If a sequence of more than one dollars are appeared, then one dollar is simply discarded. Thus “$$$$home” is converted to “$$$home” and “$$$${not a rc script}” is converted to “$$${not a rc script}”. Dollars “$$$$” at the end of line is not a NL escape. That is just converted to “$$$”.

Argument variable $0, $1, $2, ...

Among $0, $1, $2, ..., variable “$0” is special. This is a file name currently processed. Remaining “$1”, “$2”, ... are arguments.

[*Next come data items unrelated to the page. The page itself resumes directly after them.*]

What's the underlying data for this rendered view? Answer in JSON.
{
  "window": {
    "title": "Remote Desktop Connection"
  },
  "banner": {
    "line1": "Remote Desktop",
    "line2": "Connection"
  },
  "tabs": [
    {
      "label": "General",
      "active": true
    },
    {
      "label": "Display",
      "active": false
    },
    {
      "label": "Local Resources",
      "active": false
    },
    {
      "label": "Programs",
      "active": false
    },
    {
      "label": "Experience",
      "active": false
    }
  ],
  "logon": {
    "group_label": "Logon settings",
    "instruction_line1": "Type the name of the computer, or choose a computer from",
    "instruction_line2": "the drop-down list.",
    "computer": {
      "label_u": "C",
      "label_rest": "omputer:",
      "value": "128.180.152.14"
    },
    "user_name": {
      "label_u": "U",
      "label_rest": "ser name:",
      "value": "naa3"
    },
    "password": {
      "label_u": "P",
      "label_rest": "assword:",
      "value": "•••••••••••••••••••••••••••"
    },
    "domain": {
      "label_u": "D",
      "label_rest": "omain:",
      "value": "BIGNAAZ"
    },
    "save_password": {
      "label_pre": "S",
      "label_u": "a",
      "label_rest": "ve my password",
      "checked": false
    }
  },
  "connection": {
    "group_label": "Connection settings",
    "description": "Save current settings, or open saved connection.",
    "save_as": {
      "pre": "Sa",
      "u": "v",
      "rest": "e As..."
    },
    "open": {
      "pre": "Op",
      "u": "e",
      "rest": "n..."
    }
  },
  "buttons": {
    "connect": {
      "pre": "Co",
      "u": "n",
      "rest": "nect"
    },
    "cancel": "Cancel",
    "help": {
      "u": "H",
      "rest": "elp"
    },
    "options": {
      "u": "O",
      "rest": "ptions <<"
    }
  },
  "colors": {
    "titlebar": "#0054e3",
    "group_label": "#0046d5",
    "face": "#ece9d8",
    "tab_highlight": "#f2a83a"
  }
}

For example, let a file “foo” be

$0
$1
$2

then we have

term% rit foo alice bob
foo
alice
bob
term%

Rit executable

In most cases, Rit will be used in executable file. Then the meaning “$0”, “$1”, ... are shown by the following example:

term% cat>bar
#!/bin/rit -s
$0
$1
$2
term% chmod 755 bar
term% bar alice bob
./bar
alice
bob
term%

For the case we want only base name of “$0”, we have “-b” option:

term% cat>bar
#!/bin/rit -bs
$0
$1
$2
term% chmod 755 bar
term% bar alice bob
bar
alice
bob
term%

Termination

Rc block

	${echo exit 'some message'>[1=2];exit} 

will terminate Rit. Rc function “quit” is predefined in Rit:

	fn quit {echo exit $1 >[1=2];exit} 

Simple “exit” does not terminate Rit but next ${ } block will terminate Rit because of error.
For example

	${exit} ${} 

will terminate Rit.

Example 1:

term% rit
${quit}
term% echo $status

term%

Example 2:

term% rit
${quit abcd}
term% echo $status
rit 619: abcd
term%

where the number 619 is process ID.

Known Bugs

Echo -n

Use of “/bin/echo -n” can make a problem which comes from “0 byte write problem to a pipe”: let “foo” be any executable, then it is not guaranteed that the following two commands

	foo > bar 

and

	foo | cat > bar 

produce same “bar”.

Avoiding this problem, Rc function “echo” is predefined internally as

fn echo {
        if(~ $1 '-n'){
                shift
                if(~ $"* ?*)/bin/echo -n $*
        }
        if not /bin/echo $*
}

Last command with no output

Due to implementation of Rit

	${name=alice}$ echo $name 

does not produce “alice”. Assignment just before “}$” is not only no effect in suppressing NL but also can terminate Rit in certain conditions. Write instead

	${name=alice} $name 

or

	${name=alice;}$ $name 

Assignment is merely an example. Except for empty command, any command with no output has same problem.

Discussion

Backward operation “}$” is powerful. The operation will be required as long as Rit claims to be “general-purpose”. However backward operation makes things complicated. As far as HTML is concerned, “}$” is over-specification, because HTML is insensitive to NL.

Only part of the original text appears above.